One thing that often confuses beginners in "differential geometry" is that they have been used to using, in Calculus, "position vectors". "Position vectors", extending from a fixed origin to the point, can exist only in Euclidean space. (I used to worry a great deal whether "position vectors" on the surface of a sphere "curved" around the surface or went straight through the sphere!) In fact, the only vectors we ca deal with in general spaces are tangent vectors- which leads to "all vectors are derivatives". If we are given a path on the surface of a sphere, for example, a tangent vector to that path is tangent to the sphere and is a derivative. If you look at all the tangent vectors to a sphere at a give point, you have a vector space- the "tangent space" or "tangent plane" at that point. The "contravariant vectors" are simply the functions that assign a given tangent vector at each point. And when you have a vector space, you have it "dual space", the set of all functionals on that vector space.

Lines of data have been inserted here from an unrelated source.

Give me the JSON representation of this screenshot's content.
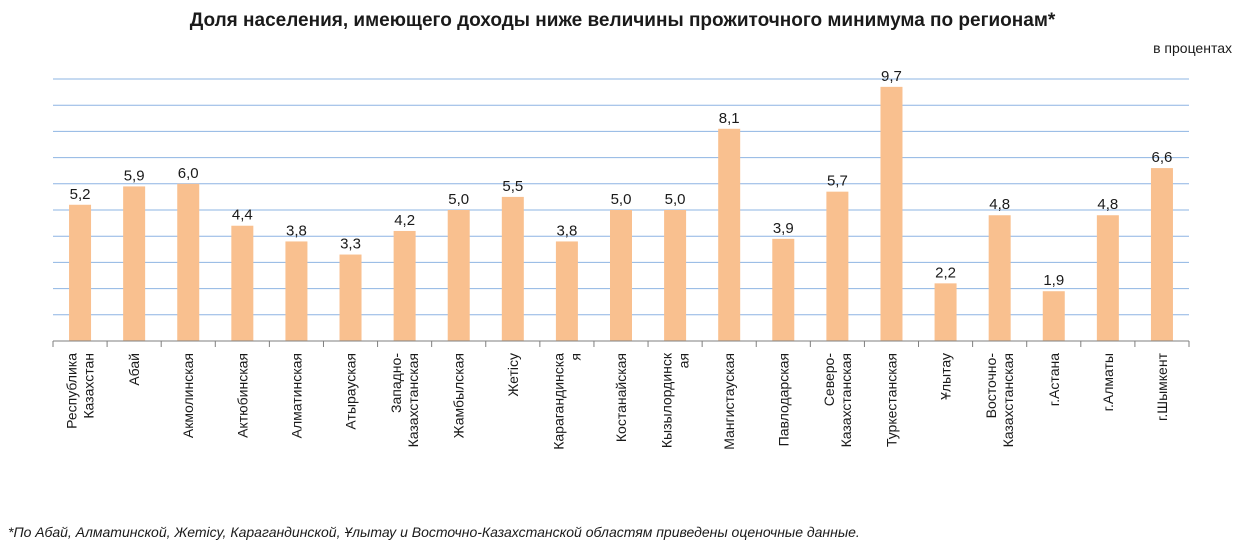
{
  "title": "Доля населения, имеющего доходы ниже величины прожиточного минимума по регионам*",
  "units_note": "в процентах",
  "footnote": "*По Абай,  Алматинской, Жетісу, Карагандинской,  Ұлытау и Восточно-Казахстанской областям приведены оценочные данные.",
  "colors": {
    "bar": "#F9C08F",
    "grid": "#8EB4E3",
    "axis": "#7F7F7F"
  },
  "chart_data": {
    "type": "bar",
    "title": "Доля населения, имеющего доходы ниже величины прожиточного минимума по регионам*",
    "xlabel": "",
    "ylabel": "",
    "ylim": [
      0,
      10
    ],
    "grid": true,
    "categories": [
      [
        "Республика",
        "Казахстан"
      ],
      [
        "Абай"
      ],
      [
        "Акмолинская"
      ],
      [
        "Актюбинская"
      ],
      [
        "Алматинская"
      ],
      [
        "Атырауская"
      ],
      [
        "Западно-",
        "Казахстанская"
      ],
      [
        "Жамбылская"
      ],
      [
        "Жетісу"
      ],
      [
        "Карагандинска",
        "я"
      ],
      [
        "Костанайская"
      ],
      [
        "Кызылординск",
        "ая"
      ],
      [
        "Мангистауская"
      ],
      [
        "Павлодарская"
      ],
      [
        "Северо-",
        "Казахстанская"
      ],
      [
        "Туркестанская"
      ],
      [
        "Ұлытау"
      ],
      [
        "Восточно-",
        "Казахстанская"
      ],
      [
        "г.Астана"
      ],
      [
        "г.Алматы"
      ],
      [
        "г.Шымкент"
      ]
    ],
    "values": [
      5.2,
      5.9,
      6.0,
      4.4,
      3.8,
      3.3,
      4.2,
      5.0,
      5.5,
      3.8,
      5.0,
      5.0,
      8.1,
      3.9,
      5.7,
      9.7,
      2.2,
      4.8,
      1.9,
      4.8,
      6.6
    ],
    "value_labels": [
      "5,2",
      "5,9",
      "6,0",
      "4,4",
      "3,8",
      "3,3",
      "4,2",
      "5,0",
      "5,5",
      "3,8",
      "5,0",
      "5,0",
      "8,1",
      "3,9",
      "5,7",
      "9,7",
      "2,2",
      "4,8",
      "1,9",
      "4,8",
      "6,6"
    ]
  }
}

That is, the set of all functions that, to every vector assign a number. It is easy to show that the set off all such functionals on an n-dimensional vectors space is, itself, an n-dimensional vectors space. Those are the "covariant vectors"

Since vectors "are" derivatives, we can write every vector in terms of, say, [itex]\partial/\partial\theta[/itex] and [itex]\partial/\partial\phi[/itex] (or derivatives with respect to whatever parameters are used to define the surface). Functions that assign a number to derivatives are integrals so every "co-vector" or "covariant vector" can be written as, applying the functional to vector v, [itex]\int v\cdot (f(x,y,z)dx+ g(x,y,z)dy+ h(x,y,z)dz)[/itex] so that we can think of the basis for the space of covariant vectors as [itex]dx[/itex], [itex]dy[/itex], and [itex]dz[/itex].